Le lendemain, comme il l’avait prévu, l’heure du réveil se passa sans que la cloche avertît les dortoirs, qui restèrent silencieux plus tard qu’à l’ordinaire ce matin-là. Le Père Griffon s’était réveillé aussi exactement que les autres jours, au moment où le marteau de l’horloge, qu’il n’entendait pas, s’ébranlait pour frapper le coup de quatre heures, car jamais sonneur de cloche ne fut plus fidèle à son devoir. Il descendit, à moitié vêtu, dans la cour, malgré le froid âpre et brumeux qui précédait le point du jour ; il saisit de confiance la corde qu’il avait tirée de l’armoire, et la secoua longtemps, sans que la cloche rendît aucune vibration ; mais la routine avait tellement suppléé au sens de l’ouïe, qui lui manquait, que le mouvement était pour lui l’image du bruit.
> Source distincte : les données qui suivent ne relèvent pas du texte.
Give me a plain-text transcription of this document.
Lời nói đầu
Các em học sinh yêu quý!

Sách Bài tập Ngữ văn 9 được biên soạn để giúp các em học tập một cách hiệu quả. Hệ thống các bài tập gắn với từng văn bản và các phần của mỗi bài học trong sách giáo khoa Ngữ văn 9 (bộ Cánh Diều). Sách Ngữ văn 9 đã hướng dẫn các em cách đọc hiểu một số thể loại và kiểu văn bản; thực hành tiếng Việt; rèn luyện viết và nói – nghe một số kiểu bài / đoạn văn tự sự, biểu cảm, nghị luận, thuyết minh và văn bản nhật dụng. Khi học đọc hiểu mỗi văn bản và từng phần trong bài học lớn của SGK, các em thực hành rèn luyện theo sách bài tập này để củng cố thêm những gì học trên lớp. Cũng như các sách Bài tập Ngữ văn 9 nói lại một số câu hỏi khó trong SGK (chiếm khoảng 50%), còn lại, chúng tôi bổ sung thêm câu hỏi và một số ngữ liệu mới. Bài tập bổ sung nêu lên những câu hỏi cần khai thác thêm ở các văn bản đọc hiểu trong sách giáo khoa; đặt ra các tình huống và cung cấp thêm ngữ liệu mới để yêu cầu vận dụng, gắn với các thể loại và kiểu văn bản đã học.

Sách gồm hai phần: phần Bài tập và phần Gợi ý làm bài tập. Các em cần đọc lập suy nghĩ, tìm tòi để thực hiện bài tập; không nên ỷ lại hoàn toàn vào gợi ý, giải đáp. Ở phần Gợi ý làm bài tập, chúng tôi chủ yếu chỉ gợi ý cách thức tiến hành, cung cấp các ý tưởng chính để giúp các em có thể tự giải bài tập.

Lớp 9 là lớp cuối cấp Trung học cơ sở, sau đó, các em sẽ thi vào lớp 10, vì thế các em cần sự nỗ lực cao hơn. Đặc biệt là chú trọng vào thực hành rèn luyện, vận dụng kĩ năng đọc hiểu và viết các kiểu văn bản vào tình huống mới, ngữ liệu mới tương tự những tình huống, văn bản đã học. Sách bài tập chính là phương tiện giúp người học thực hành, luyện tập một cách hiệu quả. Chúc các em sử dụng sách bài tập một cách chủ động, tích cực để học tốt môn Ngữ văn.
Son oreille complaisante crut percevoir le son éclatant de la cloche, qu’il agitait en mesure, sans que l’airain prît sa voix accoutumée. Cette voix si discordante et si tyrannique ne se faisant pas entendre aux dormeurs, pas un d’eux ne bougea, et ceux qui, par habitude, s’étaient éveillés à l’heure ordinaire, en bâillant, s’assoupirent de nouveau pour profiter du supplément de sommeil qu’ils devaient, comme ils le pensaient bien, à quelque ruse adroite de Crébillon.


Celui-ci, satisfait de la réussite de son invention, s’en alla remettre le battant à sa place, avant que le Père Griffon se fût aperçu de la supercherie. En effet, le principal, étonné de ne pas avoir entendu la cloche matinale, manda le sonneur, qui déclara que le réveil avait sonné depuis une heure et que les élèves ne pouvaient tarder à descendre aux classes ; mais il eut beau protester, avec serment, qu’il n’avait rien à se reprocher dans les devoirs de sa charge sonnifère, le principal l’accusa de négligence ou d’oubli et lui ordonna en pénitence un jeûne extraordinaire. Le Père Griffon, qui savait bien ne pas avoir rêvé, sonna une seconde fois plus réellement et plus efficacement que la première ; mais il n’échappa point aux remercîments goguenards des écoliers, qui répétaient, en défilant devant lui :


— Grand merci, père Griffon ! Nous avons ronflé une bonne heure de plus, à votre santé : nous ne maudirons pas votre satanée cloche, si vous nous laissez dormir ainsi tout notre soûl, ô digne père Griffon !


Et le Père Griffon, qui ne soupçonnait pas la vérité, jugeant, aux éclats de rire, qu’on se moquait de lui, grommelait entre ses dents, enrageait et se promettait d’avoir sa revanche, dès qu’un de ces railleurs deviendrait son justiciable.


— Quoi ! mon Père, vous êtes si matinal ? lui dit Crébillon, en ayant l’air d’ignorer quelle heure il était, quoique le crépuscule l’indiquât assez ; aviez-vous la puce à l’oreille, pour vous lever plus tôt que de raison ? Cela peut vous enrhumer, père Griffon, cela peut vous gâter le teint ; mais vous avez sans doute souffert du cauchemar, cette nuit, ou bien le Moine-bourru vous aura fort maltraité, au sortir du lit ?


Et tout le monde riait de ces interrogations adressées inutilement au sourd ébahi, pour qui la grimace sardonique de Crébillon était aussi peu compréhensible que ses paroles.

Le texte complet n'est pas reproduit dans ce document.